= Gowdy Field =

Business park in Columbus, Ohio

Gowdy Field is a former garden, athletic field, landfill, and now business park located in Columbus, Ohio.

The land was originally annexed in 1921. The site is situated on the west side of Olentangy River Road near the Goodale interchange, just west of State Route 315, south of 3rd Avenue and east of the CSX railroad tracks. In its time, the field has served as a community garden, baseball fields and city landfill.
In the early 1900s, it served as a model community garden that provided food to approximately 250 poor families before and after the Great Depression.
From the mid-1940s to the mid-1960s, the site was known as Goodale Field and featured more than 20 baseball diamonds.
On Dec. 15, 1952, Columbus City Council renamed it Gowdy Field after the city's most famous baseball player and war veteran, Hank Gowdy.
On Dec. 15, 1964, Columbus City Council passed a resolution allowing the city's Service Department to use the field as a landfill.
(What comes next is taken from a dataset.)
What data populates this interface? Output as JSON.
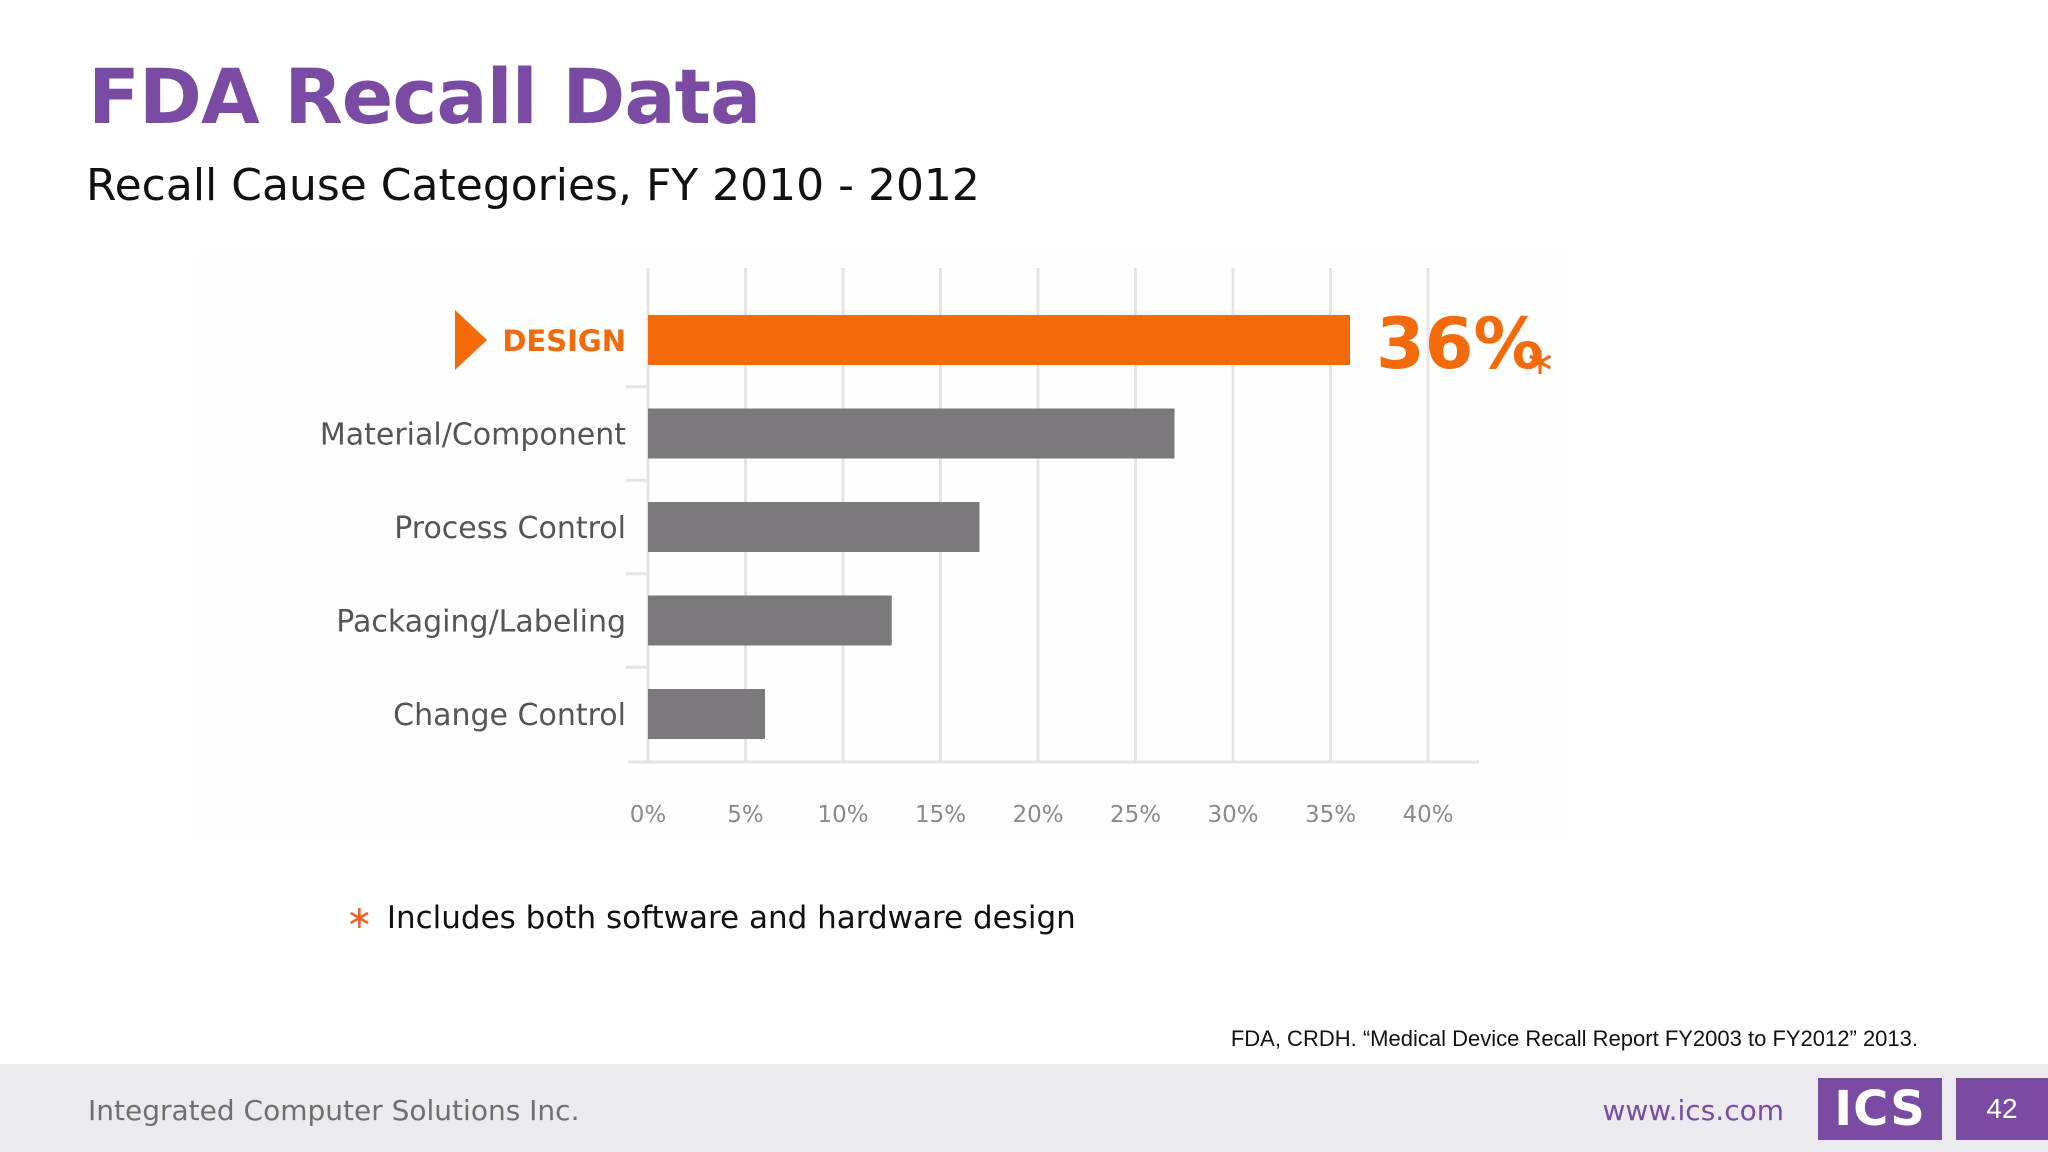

It was then filled with construction debris and trash for approximately two decades. It was later covered in dirt and became a
weedlot. Site conditions and pedestrian safety concerns had rendered the land unusable as a recreational field. Therefore, the City determined that the highest and best use for Gowdy Field would be commercial office space. A $20 million office project for Time Warner Cable became the first new office tower on the site followed by the Ohio State's Eye and Ear Institute and then the Stefanie Spielman Comprehensive Breast Center part of the James Cancer Hospital.